Я сидела на табурете и чувствовала: внутри что-то сдвинулось. Не резко, а медленно, с усилием, как тяжёлый камень, который годами лежал неподвижно, а потом вдруг пополз с места.
Следующие шесть дней я жила как обычно. Варила еду, пила чай, ходила за почтой, выносила мусор, спускалась и поднималась по лестнице. И всё время думала. Можно было снова промолчать. Я ведь молчала восемь лет — значит, могла бы выдержать и дальше. Но слова про «доживают» были уже не про тапки и не про старую куртку. Они были про меня. Про то, что меня будто списали. Что я лишняя. Что занимаю место, на которое не имею права.
В субботу в подъездный чат прислали объявление: в шесть вечера общее собрание жильцов на первом этаже, у консьержки. Вопрос — установка шлагбаума на парковке.
Я посмотрела на экран, немного посидела с телефоном в руках и решила: пойду.
Утром в тот же день я зашла в банк. Попросила сделать выписку по счёту. Девушка за стойкой сначала взглянула в монитор, потом перевела глаза на меня — на мою потёртую сумку, старую куртку, простую кофту. Ничего не спросила, только распечатала лист и протянула мне.

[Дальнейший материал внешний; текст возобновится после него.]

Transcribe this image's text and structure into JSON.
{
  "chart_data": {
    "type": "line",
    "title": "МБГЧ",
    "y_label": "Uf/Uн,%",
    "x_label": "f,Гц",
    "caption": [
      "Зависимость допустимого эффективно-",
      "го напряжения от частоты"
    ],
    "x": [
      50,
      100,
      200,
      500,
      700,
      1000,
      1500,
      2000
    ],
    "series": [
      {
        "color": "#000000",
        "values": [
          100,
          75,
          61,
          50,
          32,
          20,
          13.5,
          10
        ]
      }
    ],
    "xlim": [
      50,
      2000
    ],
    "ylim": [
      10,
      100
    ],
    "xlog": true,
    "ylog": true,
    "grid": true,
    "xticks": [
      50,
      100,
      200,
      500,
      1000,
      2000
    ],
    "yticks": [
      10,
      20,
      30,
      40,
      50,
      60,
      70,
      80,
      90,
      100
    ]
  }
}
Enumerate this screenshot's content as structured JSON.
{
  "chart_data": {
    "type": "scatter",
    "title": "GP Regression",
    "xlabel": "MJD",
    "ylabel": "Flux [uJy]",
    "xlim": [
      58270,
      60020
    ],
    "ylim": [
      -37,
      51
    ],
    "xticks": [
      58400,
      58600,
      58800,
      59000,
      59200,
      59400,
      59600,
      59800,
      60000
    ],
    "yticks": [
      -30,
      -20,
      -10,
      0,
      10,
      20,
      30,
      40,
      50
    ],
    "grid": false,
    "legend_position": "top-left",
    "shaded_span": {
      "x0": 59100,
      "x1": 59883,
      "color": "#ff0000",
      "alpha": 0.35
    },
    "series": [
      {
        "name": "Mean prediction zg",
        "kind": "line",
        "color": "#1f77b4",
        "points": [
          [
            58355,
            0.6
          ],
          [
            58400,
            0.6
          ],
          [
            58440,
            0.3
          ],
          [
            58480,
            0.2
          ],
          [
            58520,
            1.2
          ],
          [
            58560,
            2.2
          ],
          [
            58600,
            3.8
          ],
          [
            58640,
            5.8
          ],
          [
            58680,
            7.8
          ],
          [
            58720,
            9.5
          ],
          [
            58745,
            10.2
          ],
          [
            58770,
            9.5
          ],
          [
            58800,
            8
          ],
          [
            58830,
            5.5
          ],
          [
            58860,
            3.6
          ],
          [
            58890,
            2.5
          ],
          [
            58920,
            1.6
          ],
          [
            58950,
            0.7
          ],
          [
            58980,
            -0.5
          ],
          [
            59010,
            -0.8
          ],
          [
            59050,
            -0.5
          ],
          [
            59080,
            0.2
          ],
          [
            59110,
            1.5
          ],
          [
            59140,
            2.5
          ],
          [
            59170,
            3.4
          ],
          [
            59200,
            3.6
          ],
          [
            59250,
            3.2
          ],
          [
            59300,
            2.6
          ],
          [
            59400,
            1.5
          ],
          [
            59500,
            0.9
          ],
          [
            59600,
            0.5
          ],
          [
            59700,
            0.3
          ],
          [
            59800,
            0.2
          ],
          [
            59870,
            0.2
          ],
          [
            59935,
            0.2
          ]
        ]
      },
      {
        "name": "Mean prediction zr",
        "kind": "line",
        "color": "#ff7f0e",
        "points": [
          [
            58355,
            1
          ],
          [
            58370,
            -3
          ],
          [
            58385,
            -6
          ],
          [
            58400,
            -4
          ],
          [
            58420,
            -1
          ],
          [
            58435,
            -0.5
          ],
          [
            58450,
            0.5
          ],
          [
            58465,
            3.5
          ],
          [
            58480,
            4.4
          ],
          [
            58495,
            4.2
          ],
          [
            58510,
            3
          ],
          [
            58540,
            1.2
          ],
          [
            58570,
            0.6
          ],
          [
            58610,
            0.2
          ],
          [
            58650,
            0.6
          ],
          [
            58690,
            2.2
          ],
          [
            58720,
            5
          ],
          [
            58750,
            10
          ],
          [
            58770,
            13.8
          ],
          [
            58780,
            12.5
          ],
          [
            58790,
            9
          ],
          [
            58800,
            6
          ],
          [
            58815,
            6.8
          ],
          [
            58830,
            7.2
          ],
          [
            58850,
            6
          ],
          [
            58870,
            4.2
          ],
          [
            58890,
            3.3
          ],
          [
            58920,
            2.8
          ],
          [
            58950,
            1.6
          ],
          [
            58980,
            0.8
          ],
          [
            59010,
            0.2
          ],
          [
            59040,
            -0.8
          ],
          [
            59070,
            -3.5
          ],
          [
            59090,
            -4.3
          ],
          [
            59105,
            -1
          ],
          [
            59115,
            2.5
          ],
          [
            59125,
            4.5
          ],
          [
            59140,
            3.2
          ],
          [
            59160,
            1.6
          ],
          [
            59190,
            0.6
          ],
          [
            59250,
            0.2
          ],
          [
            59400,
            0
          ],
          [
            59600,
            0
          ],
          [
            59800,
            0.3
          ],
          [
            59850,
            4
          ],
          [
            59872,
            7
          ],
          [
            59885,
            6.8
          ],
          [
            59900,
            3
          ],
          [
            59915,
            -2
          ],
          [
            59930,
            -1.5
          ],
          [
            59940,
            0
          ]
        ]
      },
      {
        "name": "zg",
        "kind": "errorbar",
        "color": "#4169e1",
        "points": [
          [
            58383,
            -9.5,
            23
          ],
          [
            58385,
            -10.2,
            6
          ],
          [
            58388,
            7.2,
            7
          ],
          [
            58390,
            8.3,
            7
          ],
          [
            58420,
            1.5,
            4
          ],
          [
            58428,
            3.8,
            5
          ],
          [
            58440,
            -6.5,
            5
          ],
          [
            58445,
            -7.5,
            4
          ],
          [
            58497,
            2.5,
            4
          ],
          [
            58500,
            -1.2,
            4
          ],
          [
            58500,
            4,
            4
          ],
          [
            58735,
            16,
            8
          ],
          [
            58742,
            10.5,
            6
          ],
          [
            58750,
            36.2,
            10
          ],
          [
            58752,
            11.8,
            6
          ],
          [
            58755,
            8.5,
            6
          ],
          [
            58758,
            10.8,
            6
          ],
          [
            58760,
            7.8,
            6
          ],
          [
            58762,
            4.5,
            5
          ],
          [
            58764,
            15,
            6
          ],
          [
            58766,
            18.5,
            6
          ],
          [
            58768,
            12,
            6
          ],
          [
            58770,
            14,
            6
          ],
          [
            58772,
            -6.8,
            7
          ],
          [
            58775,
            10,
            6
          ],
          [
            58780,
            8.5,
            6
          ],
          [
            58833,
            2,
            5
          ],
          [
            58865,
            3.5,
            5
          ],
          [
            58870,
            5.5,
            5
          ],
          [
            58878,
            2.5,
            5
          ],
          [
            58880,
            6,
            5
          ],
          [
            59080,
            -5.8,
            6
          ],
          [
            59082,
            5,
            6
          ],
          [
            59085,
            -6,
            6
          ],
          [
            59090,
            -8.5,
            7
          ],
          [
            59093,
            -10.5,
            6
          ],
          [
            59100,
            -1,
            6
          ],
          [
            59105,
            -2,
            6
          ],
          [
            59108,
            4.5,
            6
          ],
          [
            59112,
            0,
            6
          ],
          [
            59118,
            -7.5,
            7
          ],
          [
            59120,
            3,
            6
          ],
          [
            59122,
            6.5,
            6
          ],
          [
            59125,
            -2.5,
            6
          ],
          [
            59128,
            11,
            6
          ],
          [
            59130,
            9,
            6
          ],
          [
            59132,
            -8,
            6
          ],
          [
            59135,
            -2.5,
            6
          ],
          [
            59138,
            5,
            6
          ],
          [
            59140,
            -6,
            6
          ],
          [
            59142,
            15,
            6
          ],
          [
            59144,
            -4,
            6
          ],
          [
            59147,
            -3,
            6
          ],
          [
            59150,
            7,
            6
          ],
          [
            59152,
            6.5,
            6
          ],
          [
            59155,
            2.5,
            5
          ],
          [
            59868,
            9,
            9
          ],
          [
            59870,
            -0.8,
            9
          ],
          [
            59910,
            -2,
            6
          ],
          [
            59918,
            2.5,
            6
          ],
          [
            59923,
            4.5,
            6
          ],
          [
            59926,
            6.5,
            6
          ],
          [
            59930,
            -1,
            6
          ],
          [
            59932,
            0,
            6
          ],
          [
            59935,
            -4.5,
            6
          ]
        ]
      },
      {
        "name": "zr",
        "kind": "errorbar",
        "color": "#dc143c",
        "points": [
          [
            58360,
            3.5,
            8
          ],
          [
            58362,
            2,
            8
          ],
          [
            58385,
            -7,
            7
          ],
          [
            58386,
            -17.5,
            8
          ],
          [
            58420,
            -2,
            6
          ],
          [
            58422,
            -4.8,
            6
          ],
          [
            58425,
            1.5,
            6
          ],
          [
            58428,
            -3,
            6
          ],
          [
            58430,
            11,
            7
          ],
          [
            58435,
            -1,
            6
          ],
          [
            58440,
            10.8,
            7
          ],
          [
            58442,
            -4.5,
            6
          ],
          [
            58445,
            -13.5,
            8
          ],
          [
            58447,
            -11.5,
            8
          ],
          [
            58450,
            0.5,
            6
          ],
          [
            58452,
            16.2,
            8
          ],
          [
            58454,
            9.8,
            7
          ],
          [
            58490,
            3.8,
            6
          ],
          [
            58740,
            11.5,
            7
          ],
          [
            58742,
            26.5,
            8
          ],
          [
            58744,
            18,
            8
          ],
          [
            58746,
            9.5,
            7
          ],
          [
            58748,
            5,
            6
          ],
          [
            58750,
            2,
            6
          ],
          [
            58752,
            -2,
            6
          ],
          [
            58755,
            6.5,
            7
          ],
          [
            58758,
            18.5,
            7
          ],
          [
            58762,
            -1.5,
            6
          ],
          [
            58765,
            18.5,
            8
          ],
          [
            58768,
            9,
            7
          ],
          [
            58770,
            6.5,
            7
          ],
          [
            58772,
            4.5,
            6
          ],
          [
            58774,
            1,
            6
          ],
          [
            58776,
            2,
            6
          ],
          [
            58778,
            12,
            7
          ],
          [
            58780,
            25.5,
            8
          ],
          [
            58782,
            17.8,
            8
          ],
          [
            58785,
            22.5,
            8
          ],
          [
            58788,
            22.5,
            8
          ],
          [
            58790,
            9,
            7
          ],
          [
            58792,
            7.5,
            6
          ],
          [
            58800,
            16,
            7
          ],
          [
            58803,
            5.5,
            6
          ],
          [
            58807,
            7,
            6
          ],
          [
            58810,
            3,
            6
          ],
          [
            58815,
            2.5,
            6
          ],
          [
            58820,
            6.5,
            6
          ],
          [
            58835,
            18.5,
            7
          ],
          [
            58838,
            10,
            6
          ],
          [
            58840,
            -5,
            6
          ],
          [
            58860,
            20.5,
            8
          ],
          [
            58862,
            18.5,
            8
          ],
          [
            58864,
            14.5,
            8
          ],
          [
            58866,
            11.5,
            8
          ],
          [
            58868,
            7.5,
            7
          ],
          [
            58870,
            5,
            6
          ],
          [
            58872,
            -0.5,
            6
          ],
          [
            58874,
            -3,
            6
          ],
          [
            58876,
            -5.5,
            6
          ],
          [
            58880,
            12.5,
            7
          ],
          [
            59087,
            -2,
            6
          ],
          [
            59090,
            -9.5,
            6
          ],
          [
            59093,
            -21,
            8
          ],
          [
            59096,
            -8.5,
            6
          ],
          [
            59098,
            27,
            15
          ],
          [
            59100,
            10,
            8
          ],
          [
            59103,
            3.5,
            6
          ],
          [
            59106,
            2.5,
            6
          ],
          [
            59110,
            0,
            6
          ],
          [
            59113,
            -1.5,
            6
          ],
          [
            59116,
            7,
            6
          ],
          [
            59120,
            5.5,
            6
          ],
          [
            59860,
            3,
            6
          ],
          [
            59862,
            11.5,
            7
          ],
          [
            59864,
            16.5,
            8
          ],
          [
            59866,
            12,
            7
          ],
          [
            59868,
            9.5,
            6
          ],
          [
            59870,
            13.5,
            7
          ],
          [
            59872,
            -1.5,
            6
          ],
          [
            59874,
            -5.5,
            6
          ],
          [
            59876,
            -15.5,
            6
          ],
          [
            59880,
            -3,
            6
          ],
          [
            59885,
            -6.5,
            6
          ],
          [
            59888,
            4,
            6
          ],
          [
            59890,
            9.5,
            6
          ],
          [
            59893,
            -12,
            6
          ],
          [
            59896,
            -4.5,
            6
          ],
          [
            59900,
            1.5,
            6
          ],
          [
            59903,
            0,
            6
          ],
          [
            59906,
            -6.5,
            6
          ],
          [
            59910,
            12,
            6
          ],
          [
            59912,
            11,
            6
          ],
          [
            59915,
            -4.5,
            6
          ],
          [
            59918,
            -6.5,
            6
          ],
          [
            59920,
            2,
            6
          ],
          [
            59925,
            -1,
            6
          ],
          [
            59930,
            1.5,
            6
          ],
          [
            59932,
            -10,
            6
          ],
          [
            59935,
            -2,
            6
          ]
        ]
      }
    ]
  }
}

Я аккуратно сложила его вчетверо и убрала в карман.
В субботу без десяти шесть я специально надела те самые тапки. Серые, войлочные, с примятым задником. Именно их. Потом вышла из квартиры и спустилась вниз.
У стойки консьержки уже стояли люди — четырнадцать человек. Оксана заняла место почти в центре: новая куртка, свежая укладка, ногти покрыты тёмно-бордовым лаком. Сергей маячил рядом в старой ветровке, молчал и листал что-то в телефоне. Ирина Викторовна устроилась ближе к окну. Дмитрий из тринадцатой квартиры стоял у двери. Остальные — ещё человек десять — были мне знакомы по именам, этажам и номерам квартир.
Я остановилась у стены, возле почтовых ящиков. На меня никто даже не посмотрел.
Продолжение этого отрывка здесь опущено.